Copenhague mostrou que é preciso mudar o roteiro e colocálo em sua devida dimensão. No antigo conceito de segurança planetária, o referencial era a guerra e as potências se arvoravam a ser os protagonistas da humanidade, os detentores das razões geopolíticas e econômicas que justificavam todas as intervenções, ou quase todas. O medo da destruição nuclear, da falta de petróleo, entre tantos ícones dessa ideologia da segurança, alimentou uma indústria bélica monumental para "cuidar do mundo", segundo a visão dos senhores da guerra.

Hoje, o risco ambiental que ameaça o planeta está muito além da capacidade desse antigo conceito, mas ninguém se apresenta, com o mesmo entusiasmo, para evitar a destruição provocada por essa nova forma de guerra. Talvez porque ela acontece em outro plano e não se tenha uma indústria "bélica" tão lucrativa por trás. Ou porque não existem ainda lideranças dispostas a viabilizar estruturas econômicas, técnicas, sociais, científicas, culturais e políticas capazes de materializar um novo conceito de segurança, perpassado pelo imperativo ético de salvar o planeta. Que deveria ser a decorrência natural da crise em que estamos imersos.

Essa falta de lideranças realmente protagonistas dessa visão não-belicista e não-economicista de segurança e de prioridades planetárias ficou escancarada em Copenhague. É como se cada um dos líderes mundiais chegasse para ser o cara, mas não há "o" cara.

Apenas a cara de todos os humanos, perplexos com a incapacidade de seus governantes assumirem a plena responsabilidade que imaginavam que não tinham.

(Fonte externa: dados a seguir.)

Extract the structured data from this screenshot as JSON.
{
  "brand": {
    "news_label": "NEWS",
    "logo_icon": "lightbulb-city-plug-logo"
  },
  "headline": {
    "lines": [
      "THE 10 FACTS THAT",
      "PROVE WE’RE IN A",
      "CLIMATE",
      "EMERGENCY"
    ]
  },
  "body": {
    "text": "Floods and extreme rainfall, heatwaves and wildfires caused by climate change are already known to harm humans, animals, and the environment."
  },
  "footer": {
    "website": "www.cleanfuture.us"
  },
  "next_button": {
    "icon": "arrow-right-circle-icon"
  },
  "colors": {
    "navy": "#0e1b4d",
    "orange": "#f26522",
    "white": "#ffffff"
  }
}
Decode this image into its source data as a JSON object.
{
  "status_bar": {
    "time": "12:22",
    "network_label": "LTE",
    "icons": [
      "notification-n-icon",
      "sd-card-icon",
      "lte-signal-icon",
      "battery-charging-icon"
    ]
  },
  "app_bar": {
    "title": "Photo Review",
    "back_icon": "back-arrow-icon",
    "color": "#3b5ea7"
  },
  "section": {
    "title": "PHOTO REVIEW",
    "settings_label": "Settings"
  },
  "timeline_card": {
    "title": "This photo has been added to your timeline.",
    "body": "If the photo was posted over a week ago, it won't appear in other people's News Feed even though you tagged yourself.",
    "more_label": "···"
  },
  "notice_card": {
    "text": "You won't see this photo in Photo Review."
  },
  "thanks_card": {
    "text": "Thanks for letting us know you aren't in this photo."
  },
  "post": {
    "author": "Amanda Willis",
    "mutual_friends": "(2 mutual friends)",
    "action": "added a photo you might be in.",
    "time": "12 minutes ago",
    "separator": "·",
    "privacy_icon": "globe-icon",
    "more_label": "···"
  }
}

A grande novidade de Copenhague é que ela revelou duas coisas. A inexorabilidade da mudança do modelo de desenvolvimento. E o constrangimento de lideranças que descobriram que o tempo de mudança anunciado na Rio 92 já chegou e eles ainda não entenderam a dimensão do que isso representa.

A reunião foi feita à beira do precipício e os líderes demonstraram que não sabem ainda como construir a ponte para atravessálo.

Também acredito em milagre, e ele já aconteceu: foi a voz da sociedade dizendo que entendeu o tamanho do problema e das dificuldades e que dá respaldo para as mudanças necessárias.

A estrutura de poder mundial está aquém desse mandato, não está à altura do papel que a sociedade exige e espera que seja cumprido com a urgência necessária.

Quem não perceber isso, continuará à cata de milagres, quando na verdade já estão dadas as condições para agir.

Desde a Rio 92 sabíamos que haveria esta Copa do clima, mas os atletas não treinaram. Pelo contrário, chegaram em péssima forma física e, em campo, fazem o mínimo para manter o empate, quando não há mais empate possível. Já estamos na hora da cobrança dos pênaltis. E mais uma vez caberá à opinião pública internacional empurrar o time.